Republican National Chairman Michael Steele has been a lightning rod, due to his comments and actions. He has become an albatross around the Republican Party’s neck, but despite discontent by many, he is unlikely to be removed as head of the RNC before his two year term ends in January, 2011. It seems obvious, however, that he will not have an opportunity to serve another two year term, simply because of his ability to blunder in major ways!

Fund raising has not been going well under his leadership, and he has become the center of controversy by the fact that money was authorized to be paid to an aide who went to a lesbian bondage nightclub in Los Angeles, and also by his publication of a book without any notice to party leaders, and seemingly making bad judgments on a regular basis beyond these examples.

Instead of promoting the party, he has become a problem, and this has led religious conservatives to move away from supporting the party financially. Also, such Republican campaign operatives as Alex Castellanos, Ed Rollins, and David Frum have called for his resignation, as a necessity so as not to harm the party message, and its opportunity to gain the maximum number of seats in Congress and the governorships in the upcoming elections of 2010.

But Michael Steele clearly will not budge, and the fact he is African American makes it difficult for the mainstream of the GOP to call for his ouster. So Michael Steele will be a major factor, probably bad, for Republican fortunes this fall!
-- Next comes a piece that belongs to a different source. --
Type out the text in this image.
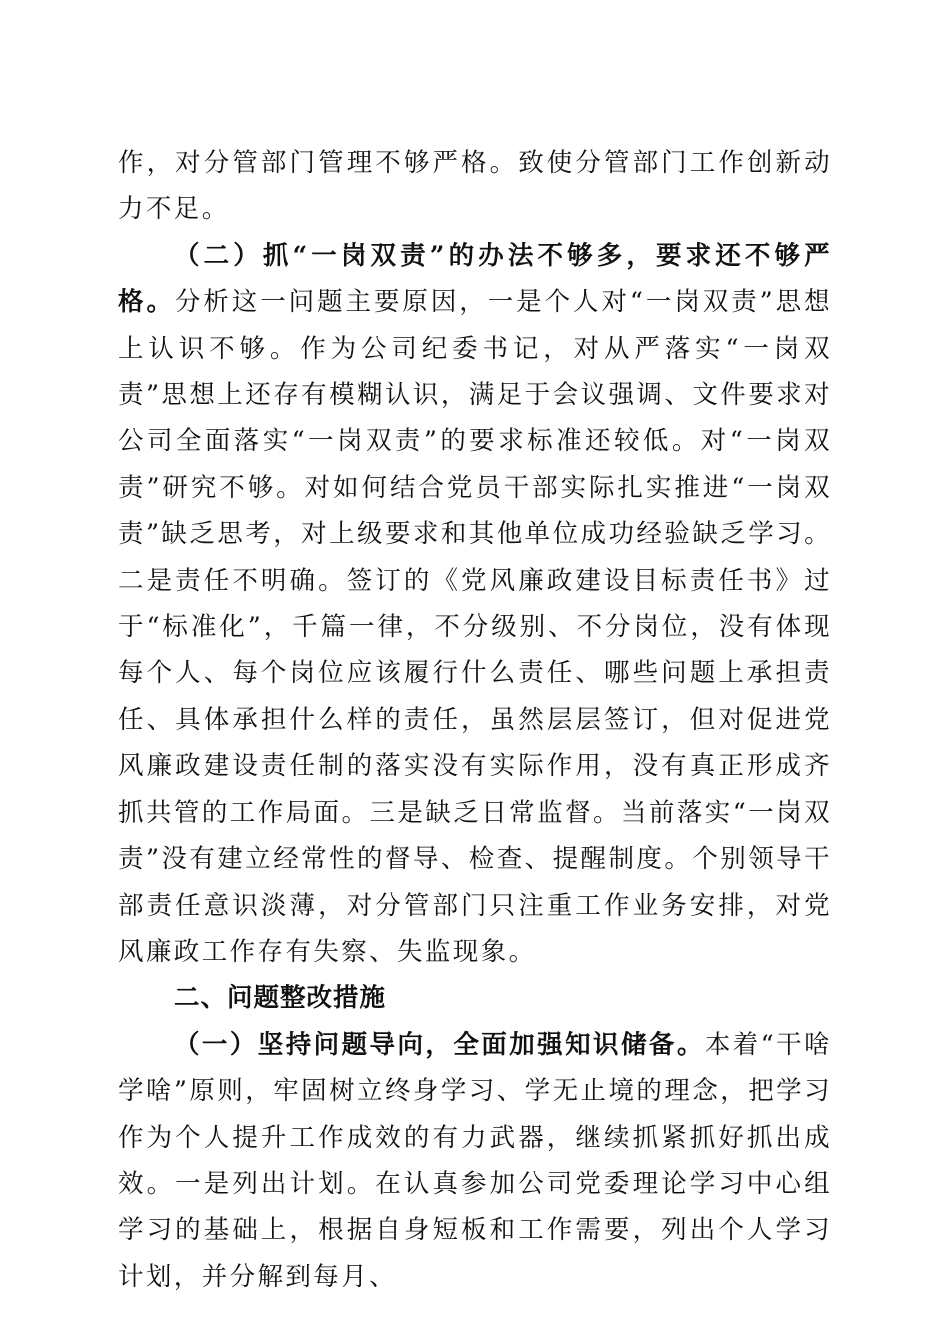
作，对分管部门管理不够严格。致使分管部门工作创新动力不足。

（二）抓“一岗双责”的办法不够多，要求还不够严格。分析这一问题主要原因，一是个人对“一岗双责”思想上认识不够。作为公司纪委书记，对从严落实“一岗双责”思想上还存有模糊认识，满足于会议强调、文件要求对公司全面落实“一岗双责”的要求标准还较低。对“一岗双责”研究不够。对如何结合党员干部实际扎实推进“一岗双责”缺乏思考，对上级要求和其他单位成功经验缺乏学习。二是责任不明确。签订的《党风廉政建设目标责任书》过于“标准化”，千篇一律，不分级别、不分岗位，没有体现每个人、每个岗位应该履行什么责任、哪些问题上承担责任、具体承担什么样的责任，虽然层层签订，但对促进党风廉政建设责任制的落实没有实际作用，没有真正形成齐抓共管的工作局面。三是缺乏日常监督。当前落实“一岗双责”没有建立经常性的督导、检查、提醒制度。个别领导干部责任意识淡薄，对分管部门只注重工作业务安排，对党风廉政工作存有失察、失监现象。

二、问题整改措施

（一）坚持问题导向，全面加强知识储备。本着“干啥学啥”原则，牢固树立终身学习、学无止境的理念，把学习作为个人提升工作成效的有力武器，继续抓紧抓好抓出成效。一是列出计划。在认真参加公司党委理论学习中心组学习的基础上，根据自身短板和工作需要，列出个人学习计划，并分解到每月、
One cannot recall any national chairman becoming the center of such controversy as Steele has become, with maybe the exception of Howard Dean, former Governor of Vermont, who was Democratic National Chairman in the second Bush term. While he sometimes said what should have been left unsaid, he was very successful in raising funds and electing Democrats nationally, so can be forgiven for his verbal slippages. Will the same be said about Michael Steele after the midterm elections? We shall see, but highly doubtful!